Gottfried Benn (»Kommt«)»Democracy sometimes does n’t work.«
Slavoj Zizek
Ein Gespräch über Flüchtlinge, mal wieder. Irgendwann kommen wir auf die Frage: »Was ist eigentlich ein '-ling'?« Sprachlich meine ich jetzt. Also: was bedeutet es in der deutschen Sprache, wenn wir ein Wesen mit dem verbalen Anhängsel -ling versehen. Egerling, Pfifferling, Saibling. Aber um Pilze geht es ja nicht. Sondern um Menschen. Also: Fremdling, Sträfling, Schwächling, Günstling. Wenn ein Journalist ein Schreiberling ist, dann ist das auch nichts Positives. Es gibt aber auch den Schmetterling und den Häuptling. Ein -ling ist jedenfalls einer, den wir irgendwie nicht richtig zuordnen können, den wir aber auch nicht ernst nehmen.
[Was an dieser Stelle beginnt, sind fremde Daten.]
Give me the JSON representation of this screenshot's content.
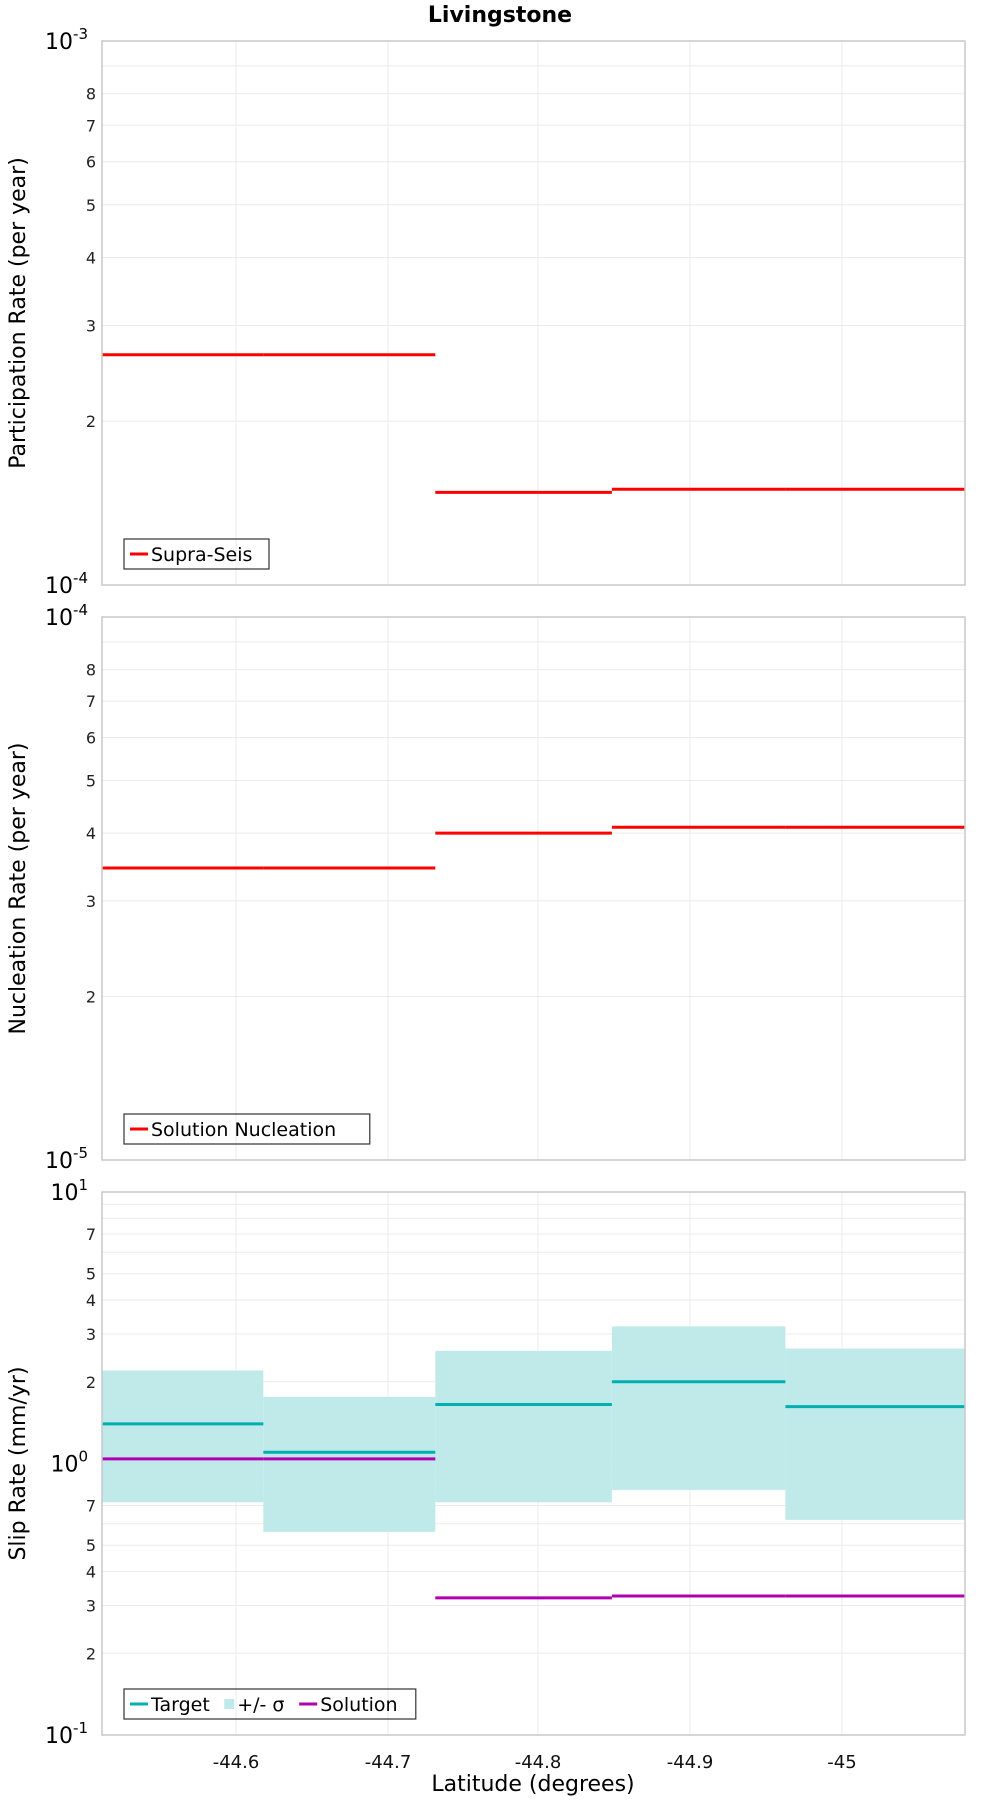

Was ist demzufolge ein Flüchtling?
+ + +
Über »Das Ideal klassischer Filmkunst geht es bei der 48. Ausgabe von ›Revolver Live‹ – am kommenden Sonntag gibt es (13.12.; um 17:30 Uhr im Kino 1 des Arsenals, Berlin, Potsdamerstraße 2) ein Gespräch mit Axelle Ropert. Die Regisseurin, Jahrgang 1972, macht Filme, spielt in ihnen und schreibt über sie, unter anderem in den Cahiers du cinéma, Les Inrockuptibles und bei Cinema Scope. Die Veranstaltung findet im Rahmen der 15. Französischen Filmwoche statt, dort läuft auch eine Werkschau der Filme von Axelle Ropert und Serge Bozon.«
+ + +
Solche Vergewisserung ist nötig, weil vom »Ideal klassischer Filmkunst« in der Praxis nicht so viel übrig ist. Das ist einerseits schade, eröffnet andererseits aber auch neue Möglichkeiten: Die Grenze zwischen Kino und Fernsehen ist längst fließend geworden. Oft zum Nachteil des Kinos, weil das Kino im normalen Fernsehlehm versinkt. Mitunter aber öffnet das Fernsehen auch Möglichkeiten, die dem Kino verschlossen sind, oder das sie nicht nutzt. Zum Beispiel die überraschend gelungene RTL-Serie »Deutschland 83«. Deren zweite Hälfte ist besser, als die erste, also kann man morgen und nächste Woche noch andocken – und sollte das tun. Um Anregungen zu bekommen, und zu sehen, was möglich ist vor allem.
+ + +
»Das deutsche Fernsehen ist am deutschen Kino gar nicht interessiert.«
Dominik Graf
+ + +
Fernsehphilosoph Richard David Precht ist dabei und Fußballtrainer Volker Finke, vermutlich als Integrationsexperte, Jutta Limbach und Sascha Lobo fehlt natürlich auch nicht. So ist dass, wenn im Deutschland des 21. Jahrhundert Gesellschaft stattfindet: Eine große Performance, das Dropping von Namen, die irgendwie immer die selben sind und nie überraschend – Susan Neiman, Ulrich Matthes, Ingo Schulze –, die nicht wirklich wichtig sind, wenn man mal ernsthaft
drüber nachdenkt – Gerd Scobel? Christoph Süß? –, aber gegen die man auch nicht haben kann, und die, jedenfalls zum Teil, schon irgendwas Kluges sagen werden: Claus Leggewie, Daniel Cohn-Bendit, Ilja Trojanov.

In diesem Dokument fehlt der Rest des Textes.